The American flag stands for freedom. If you go anywhere in the world where you do not have a Judeo-Christian worldview, you don’t have freedom. You don’t have the freedom of religion, the freedom of speech, or the freedom to assemble. We live in a day and age where America is insulted left and right. The flag is an insult!
Let’s face it: many of our politicians who are going to be elected in a few months will raise their hand and say that they are going to pledge allegiance to America, then immediately upon taking office, begin working to unravel the Constitution.
America is rooted in a Judeo-Christian worldview that “all men are created equal, that they are endowed by their Creator with certain unalienable Rights, that among these are Life, Liberty and the pursuit of Happiness.” The United States is being mocked for our founding, but the reality is that the flag stood for freedom in the past, and it still stands for freedom—it is for that reason that it is assaulted at every turn.
Earlier this month, we celebrated Independence Day. It means a lot more than hot dogs, ice cream, and going to the cabin. As nice as all that is, the Declaration of Independence is incalculably more significant. It declared that we are independent from England, that we acknowledge that there is a God, and that we recognize that there are certain inalienable rights. Our founders were determined to do something different than any other nation. The Revolutionary War took six years of fighting to bring about that conclusion.
I recently read the Declaration of Independence and the Constitution of the United States and prayed for America as God commands us to do in whatever country He places us. I was reminded that we are ambassadors for Him and, as such, we ought to be praying for the good of the people and working to that end.
I once took my children to Baltimore to visit Fort McKenry. Fort McKenry covered the harbor so that when the British came back to finish the job 30 years after the Revolutionary War in 1814, McKenry was the only thing standing in their way.
The stakes were high: it was the British superpower against a little colony. They had destroyed Washington, burning the city to the ground, and now they were coming up the river system to Baltimore, which was the third largest city in America. McKenry was the only obstacle as they tried a ground assault. They couldn’t sack the fort and the flag was still standing.
Francis Scott Key went out to negotiate for one of the dignitaries in the area, had been picked up by the British, and watched as their ships assembled two miles out. They bombarded Fort McKenry for 25 hours with one objective: to make that flag come down, which would convey that America had surrendered. If the flag stood, that meant that they were still resisting. That’s where The Star Spangled Banner comes from.
Many today attack The Star Spangled Banner and are completely ignorant of what it represents. What is this banner that still flies? It is the banner of freedom. Too many Americans have never heard the fourth stanza, which states that it was the providence and grace of God that allowed us to be a nation:
O thus be it ever when freemen shall stand; Between their lov’d home and the war’s desolation!

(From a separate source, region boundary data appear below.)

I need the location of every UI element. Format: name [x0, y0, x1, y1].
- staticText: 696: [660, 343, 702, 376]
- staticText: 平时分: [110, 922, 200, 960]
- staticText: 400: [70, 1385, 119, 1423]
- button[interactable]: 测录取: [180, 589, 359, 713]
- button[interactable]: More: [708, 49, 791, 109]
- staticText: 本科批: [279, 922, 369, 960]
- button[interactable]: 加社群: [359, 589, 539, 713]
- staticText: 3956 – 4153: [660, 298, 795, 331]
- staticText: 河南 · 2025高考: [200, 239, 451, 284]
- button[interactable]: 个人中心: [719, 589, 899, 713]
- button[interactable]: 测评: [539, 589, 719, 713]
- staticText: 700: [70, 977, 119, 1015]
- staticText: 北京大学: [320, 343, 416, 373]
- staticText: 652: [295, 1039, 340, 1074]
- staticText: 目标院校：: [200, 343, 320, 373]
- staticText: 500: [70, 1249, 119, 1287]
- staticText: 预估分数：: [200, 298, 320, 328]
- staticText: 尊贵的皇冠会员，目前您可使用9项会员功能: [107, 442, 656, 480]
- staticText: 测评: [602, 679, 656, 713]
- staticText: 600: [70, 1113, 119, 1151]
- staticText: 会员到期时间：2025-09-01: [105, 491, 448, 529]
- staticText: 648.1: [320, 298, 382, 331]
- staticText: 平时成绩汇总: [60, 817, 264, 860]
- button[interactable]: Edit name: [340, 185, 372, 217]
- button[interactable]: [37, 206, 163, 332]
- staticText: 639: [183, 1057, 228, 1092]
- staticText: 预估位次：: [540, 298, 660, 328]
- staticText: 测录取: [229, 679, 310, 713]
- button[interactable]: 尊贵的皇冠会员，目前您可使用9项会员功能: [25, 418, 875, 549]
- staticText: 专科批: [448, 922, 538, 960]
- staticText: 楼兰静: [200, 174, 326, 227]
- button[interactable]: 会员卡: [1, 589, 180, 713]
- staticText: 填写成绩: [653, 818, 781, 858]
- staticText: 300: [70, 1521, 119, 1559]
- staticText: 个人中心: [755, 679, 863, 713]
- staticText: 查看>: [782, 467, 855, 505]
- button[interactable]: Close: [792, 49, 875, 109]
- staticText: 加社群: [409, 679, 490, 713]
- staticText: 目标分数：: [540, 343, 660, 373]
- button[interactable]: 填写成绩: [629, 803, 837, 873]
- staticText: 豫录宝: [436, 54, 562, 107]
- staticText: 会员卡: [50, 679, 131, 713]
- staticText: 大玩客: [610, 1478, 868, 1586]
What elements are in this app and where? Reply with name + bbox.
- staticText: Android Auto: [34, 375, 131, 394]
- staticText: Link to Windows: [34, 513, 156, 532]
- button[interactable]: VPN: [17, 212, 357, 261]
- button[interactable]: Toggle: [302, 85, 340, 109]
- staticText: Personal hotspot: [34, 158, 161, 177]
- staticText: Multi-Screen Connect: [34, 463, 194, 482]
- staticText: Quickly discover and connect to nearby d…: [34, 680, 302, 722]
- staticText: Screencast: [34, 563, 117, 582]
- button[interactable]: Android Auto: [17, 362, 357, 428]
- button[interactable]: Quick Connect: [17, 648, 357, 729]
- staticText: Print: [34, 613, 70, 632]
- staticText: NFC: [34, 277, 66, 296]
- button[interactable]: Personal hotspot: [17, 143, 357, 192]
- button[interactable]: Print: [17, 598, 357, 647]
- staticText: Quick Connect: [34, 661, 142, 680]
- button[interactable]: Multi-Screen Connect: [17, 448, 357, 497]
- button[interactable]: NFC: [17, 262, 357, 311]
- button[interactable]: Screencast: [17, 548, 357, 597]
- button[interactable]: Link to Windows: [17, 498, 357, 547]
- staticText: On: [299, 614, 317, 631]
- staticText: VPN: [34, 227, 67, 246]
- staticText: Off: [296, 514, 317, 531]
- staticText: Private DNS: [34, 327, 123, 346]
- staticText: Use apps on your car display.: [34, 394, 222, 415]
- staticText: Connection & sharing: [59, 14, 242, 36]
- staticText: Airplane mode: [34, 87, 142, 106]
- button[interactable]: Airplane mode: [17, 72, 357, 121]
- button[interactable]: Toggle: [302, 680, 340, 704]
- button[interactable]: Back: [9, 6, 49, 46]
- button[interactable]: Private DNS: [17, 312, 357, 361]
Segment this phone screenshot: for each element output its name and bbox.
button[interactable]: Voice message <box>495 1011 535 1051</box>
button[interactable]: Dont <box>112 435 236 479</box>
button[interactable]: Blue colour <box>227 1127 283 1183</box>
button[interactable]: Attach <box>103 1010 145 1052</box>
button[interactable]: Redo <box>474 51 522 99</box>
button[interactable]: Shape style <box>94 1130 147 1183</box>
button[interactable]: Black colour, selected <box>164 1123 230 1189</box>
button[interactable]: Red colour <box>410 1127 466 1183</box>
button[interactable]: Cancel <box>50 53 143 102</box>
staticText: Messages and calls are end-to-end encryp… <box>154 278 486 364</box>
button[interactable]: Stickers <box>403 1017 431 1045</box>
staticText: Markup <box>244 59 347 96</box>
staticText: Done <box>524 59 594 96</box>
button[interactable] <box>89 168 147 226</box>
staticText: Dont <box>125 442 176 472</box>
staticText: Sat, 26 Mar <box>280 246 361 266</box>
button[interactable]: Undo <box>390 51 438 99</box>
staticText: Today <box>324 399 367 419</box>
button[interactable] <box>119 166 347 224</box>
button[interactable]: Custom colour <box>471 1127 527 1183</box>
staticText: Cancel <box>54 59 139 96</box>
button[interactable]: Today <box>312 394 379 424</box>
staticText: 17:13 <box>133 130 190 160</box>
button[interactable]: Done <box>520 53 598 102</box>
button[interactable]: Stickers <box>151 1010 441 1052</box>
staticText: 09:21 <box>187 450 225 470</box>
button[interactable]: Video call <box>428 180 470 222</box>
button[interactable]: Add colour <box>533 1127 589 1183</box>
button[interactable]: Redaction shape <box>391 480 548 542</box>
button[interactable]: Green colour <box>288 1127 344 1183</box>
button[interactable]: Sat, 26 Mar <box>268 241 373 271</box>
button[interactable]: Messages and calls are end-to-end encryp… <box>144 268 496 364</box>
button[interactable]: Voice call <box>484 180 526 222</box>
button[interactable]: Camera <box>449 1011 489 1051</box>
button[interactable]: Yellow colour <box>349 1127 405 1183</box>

Blest with vict’ry and peace may the heav’n rescued land; Praise the power that hath made and preserv’d us a nation!
Then conquer we must, when our cause it is just; And this be our motto – “In God is our trust,”
And the star-spangled banner in triumph shall wave; O’er the land of the free and the home of the brave.
Hold it! I thought America had no Christian Roots. I thought we were a secular Country. No. Freedom is rooted in the reality that there’s a God who has made us and made us in His image. The Star-Spangled Banner, which was only written 30 years after our nation’s inception, ends in acknowledgment of God.
As you look around, even just within the last year, the landscape is changing. Flags within the United States are changing.
The historic flag of the Ottoman Empire dawned a crescent moon and an eight-pointed star. If you ask a Muslim person today, they will tell you that Muslim flags across the Middle East always have these two symbols. Muhammad’s tribe worshiped Celestial deities, and Allah was the moon god. The eight-pointed star represented the Babylonian god Ishtar. Those two symbols from the very beginning up until today are a testimony of their roots.
The Betsy Ross flag and all of our flags have five points—the reason for that goes all the way back to George Washington. Sadly, we are seeing a transition all across the country with these eight-pointed stars being added to our flags. The city of Hutchinson, Kansas, has an eight-point star on its new flag. The state of Utah’s new flag also includes an eight-point star. Washington State—named after the first American president, George Washington—has a green flag with his picture on it, similar to a dollar bill. That flag has come under attack, and shockingly, funds are now being raised to change it to a blue and green mountainscape featuring an eight-point star in the sky.
That’s happening all across the United States.
Children in schools are being taught that all religions are the same, Christianity and Islam are the same, and so forth. That is not true.
If you want to have a place with no freedom, go to an Islamic country. There, you won’t find freedom or prosperity; you will find oppression.
The scriptures say there are only two kingdoms. The stark difference is obvious. The American flag meant something back in 1814 when that battle took place at Fort McHenry. It still means something today. That’s why it’s hated. Freedom is a gift from God, and we should pray for it. We should ask that God’s grace would be upon this country. We should ask that God would give us leaders after His own heart—good leaders who fear Him, turn away from evil, and stand for freedom.